FETÖ'nün, özel hayatın gizliliğini ihlal eden görüntü ve sesleri yurt dışındaki sunucular aracılığıyla internetten yayınlandığı belirtilen kararda, örgütün kendi medya kuruluşları aracılığıyla bu içerikleri daha geniş kitlelere ulaştırdığı hatırlatıldı.

Kararda, "FETÖ hedef seçtiği kişi, kurum veya kamu görevlileri hakkında istediği karalama kampanyasını medya aracılığıyla yaptırabilmektedir.
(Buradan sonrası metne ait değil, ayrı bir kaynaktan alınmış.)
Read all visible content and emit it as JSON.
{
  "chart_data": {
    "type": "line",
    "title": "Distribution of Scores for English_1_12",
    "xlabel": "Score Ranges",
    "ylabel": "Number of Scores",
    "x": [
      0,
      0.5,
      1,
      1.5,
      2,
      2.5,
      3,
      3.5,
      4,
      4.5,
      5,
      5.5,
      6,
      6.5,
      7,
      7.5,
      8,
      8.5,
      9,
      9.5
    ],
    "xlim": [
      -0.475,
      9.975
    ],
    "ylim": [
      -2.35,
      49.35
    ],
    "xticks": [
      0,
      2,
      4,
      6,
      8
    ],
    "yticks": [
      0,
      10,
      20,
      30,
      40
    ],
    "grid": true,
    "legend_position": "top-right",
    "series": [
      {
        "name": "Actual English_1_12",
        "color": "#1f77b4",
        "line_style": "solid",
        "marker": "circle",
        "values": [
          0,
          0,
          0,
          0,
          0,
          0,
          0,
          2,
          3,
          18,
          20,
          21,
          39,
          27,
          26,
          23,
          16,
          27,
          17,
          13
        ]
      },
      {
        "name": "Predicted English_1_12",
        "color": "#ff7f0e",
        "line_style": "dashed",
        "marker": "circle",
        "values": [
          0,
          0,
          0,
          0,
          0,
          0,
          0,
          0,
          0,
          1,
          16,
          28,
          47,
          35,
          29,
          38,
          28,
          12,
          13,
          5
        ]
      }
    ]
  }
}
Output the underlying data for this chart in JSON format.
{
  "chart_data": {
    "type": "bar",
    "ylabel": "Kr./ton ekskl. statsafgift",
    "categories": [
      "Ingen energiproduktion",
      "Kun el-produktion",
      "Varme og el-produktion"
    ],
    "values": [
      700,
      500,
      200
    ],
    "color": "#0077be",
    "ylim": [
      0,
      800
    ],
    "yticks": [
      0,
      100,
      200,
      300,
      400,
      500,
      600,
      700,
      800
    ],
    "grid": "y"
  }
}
Devletin gizli bilgilerini, toplantılarını, telefon görüşmelerini, kadroları vasıtasıyla her türlü yolu meşru sayarak ele geçirip montajlayarak sosyal paylaşım sitelerinde yayınlamış, devleti ve hükümeti itibarsızlaştırmak suretiyle casusluk faaliyetlerini icra etmiştir." tespitine yer verildi.

Örgütün siyasetle ilişkisine de değinilen gerekçeli kararda, bu konuda FETÖ'nün menfaatçi ve fırsatçı bir anlayış geliştirdiği vurgulandı.

Siyaset üzerinde bir güç haline gelmeyi amaçlayan örgütün, bazı mensuplarını milletvekili olmalarını sağlayarak ihtiyaç duyduğu kanunların çıkarılması için yasama sürecine de müdahale ettiği belirtildi.

- Karar

Ankara 17. Ağır Ceza Mahkemesi, FETÖ'nün darbe girişimi sırasında Haymana İlçe Emniyet Müdürlüğünde darbecilere direnmek isteyen polisleri engelledikleri belirlenen 7 eski polis hakkında 2 Ekim'de verilen kararın gerekçesini açıklamıştı. Buna göre, sanıklar Eyüp Sami Duran ile Serdal Bilgin'e "Anayasal düzeni ortadan kaldırmaya teşebbüs" suçundan müebbet hapis cezası verilirken, "terör örgütü üyeliği" nedeniyle sanıklar Tuncay Avcı 12 yıl, İhsan Taha Demirci 10 yıl 6 ay ve Hacı Ülger ile Talip Çolak da 9'ar yıl hapis cezasına çarptırılmıştı. Firari sanık Seyit Ahmet Duman'ın dosyası ise ayrılmıştı.

Oy birliğiyle alınan kararda, "terör örgütü üyeliği" suçundan ceza alan sanıklar için takdir indirimi yapmayan mahkeme, Terörle Mücadele Kanunu kapsamında bu sanıklar için hapis cezalarını yarı oranında artırmıştı.